Anatole Heger (b. 2003, Belgium) has lived and worked in Los Angeles since 2022. He has participated in residencies at Le Consulat in Paris and Mohilef Studios in Los Angeles, where he has been based from 2023 to 2026. Heger’s work has been presented in exhibitions including Anatole’s Diary at New Image Art, Los Angeles; 30 Years of New Image in Los Angeles; Elsewhere, Trace, and Proximities with Tappan in Los Angeles and New York; Drift at Slip House, New York; Paging Dr. Feelgood at Perrotin, Los Angeles; and Wildtype with Tappan in Dallas. His work has also been shown at Felix Art Fair with Entrance, New York, and at NADA Miami and NADA New York with New Image Art.
Anatole Heger: Night blooming Jasmine: Casa MB Los Angeles
Forthcoming exhibition
Casa MB is pleased to present Night blooming Jasmine, an exhibition of new works by Anatole Heger. The exhibition will open on Saturday, May 16, 2026 in Los Angeles, CA.
In Anatole Heger’s recent paintings, memory does not arrive as a fixed image but as an atmosphere, mutable, unstable, and charged with sensation. Working in acrylic, oil, oil pastel, graphite, and mixed media across canvas, linen, and wood panel, the Belgian-born artist constructs scenes that hover between recollection and invention. Figures drift through nocturnal beaches, glowing pools, volcanic landscapes, and dreamlike domestic spaces, often appearing less as protagonists than as witnesses to the emotional weather around them. Drawn from photographed childhood memories and a life shaped by movement, travel, and cultural displacement, Heger’s paintings resist autobiography’s usual clarity, transforming experience into something stranger and more elemental.
Across the exhibition, landscape becomes porous, no longer a stable ground but an extension of the self. In Suspirium, a dark volcanic form rises against a blue-black sky, its summit burning with a spectral, almost bodily flame. A solitary figure, cropped at the lower edge of the canvas, looks on from the threshold of the image, as if encountering a memory too large to fully enter. This tension between recognition and dissolution animates works such as Beach castle, LA, and Shark fishing in Oman, Mirbat, where castles glow beneath crescent moons, helicopters hover over gridded cityscapes, and fishermen stand within pastel atmospheres that feel at once specific and impossible.

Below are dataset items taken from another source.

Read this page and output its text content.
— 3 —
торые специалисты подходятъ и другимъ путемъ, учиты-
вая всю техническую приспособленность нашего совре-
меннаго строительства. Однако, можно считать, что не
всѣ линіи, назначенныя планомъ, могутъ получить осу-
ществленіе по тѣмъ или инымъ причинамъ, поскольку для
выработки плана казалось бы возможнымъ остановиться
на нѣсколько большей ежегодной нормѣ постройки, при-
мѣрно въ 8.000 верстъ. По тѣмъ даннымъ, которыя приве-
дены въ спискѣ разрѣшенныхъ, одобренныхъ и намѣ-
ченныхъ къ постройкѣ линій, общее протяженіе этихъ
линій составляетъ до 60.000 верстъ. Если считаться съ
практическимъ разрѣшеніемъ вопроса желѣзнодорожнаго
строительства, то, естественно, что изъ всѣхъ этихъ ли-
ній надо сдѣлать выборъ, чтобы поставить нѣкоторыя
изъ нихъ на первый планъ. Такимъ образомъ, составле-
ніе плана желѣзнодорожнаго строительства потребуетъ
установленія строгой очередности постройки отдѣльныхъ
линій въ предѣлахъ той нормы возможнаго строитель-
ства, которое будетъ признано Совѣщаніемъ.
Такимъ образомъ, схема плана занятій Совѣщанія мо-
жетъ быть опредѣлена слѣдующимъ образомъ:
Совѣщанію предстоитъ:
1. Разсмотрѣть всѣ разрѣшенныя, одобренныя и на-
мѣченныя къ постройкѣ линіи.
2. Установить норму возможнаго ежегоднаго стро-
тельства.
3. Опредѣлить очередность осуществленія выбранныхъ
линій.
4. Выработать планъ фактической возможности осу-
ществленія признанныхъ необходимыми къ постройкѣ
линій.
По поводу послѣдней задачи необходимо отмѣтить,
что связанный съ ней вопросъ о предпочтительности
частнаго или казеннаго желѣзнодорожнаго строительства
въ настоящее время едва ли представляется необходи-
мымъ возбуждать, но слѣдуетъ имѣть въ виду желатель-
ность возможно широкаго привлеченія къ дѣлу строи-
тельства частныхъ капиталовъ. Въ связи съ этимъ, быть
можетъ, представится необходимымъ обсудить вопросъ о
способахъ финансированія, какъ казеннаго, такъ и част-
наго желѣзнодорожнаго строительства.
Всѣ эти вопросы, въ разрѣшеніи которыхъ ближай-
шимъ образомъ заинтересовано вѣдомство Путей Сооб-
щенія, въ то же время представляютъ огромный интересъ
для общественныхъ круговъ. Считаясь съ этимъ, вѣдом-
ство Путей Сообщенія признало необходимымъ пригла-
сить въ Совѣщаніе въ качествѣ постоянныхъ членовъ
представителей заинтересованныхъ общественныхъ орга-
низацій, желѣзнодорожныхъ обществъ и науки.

Heger treats the picture plane as a site of controlled chaos, allowing the world to fracture into color, symbol, and sensation while still preserving the intimacy of lived experience. In Movin’ in on you, a horse-drawn carriage appears in a fogged, blue-green field, its sweetness unsettled by the looming atmosphere around it. Midnight pool stages a group of figures at a billiards table under hanging lights, their bodies softened and partially obscured, as though remembered through humidity or glass. In Bain de soleil and Spaceship, bodies dissolve into radiant fields of blue, caught between immersion, flight, and disappearance.
If Heger’s paintings are diaristic, they are not confessional. They are memoirs filtered through atmosphere, carrying traces of California, Oman, Los Angeles, childhood, nightlife, travel, and fantasy without settling into narrative sequence. Instead, they form a psychic geography, an inner and outer world continually in motion. Heger’s palette, shifting between warm coral, icy blue, nocturnal navy, and vaporous turquoise, functions less as description than as temperature, registering feeling before fact. What emerges is a body of work concerned with the fragile boundary between the personal and the mythic, capturing the Earth not as scenery, but as a living organism, a shifting field of light, texture, memory, and elemental force.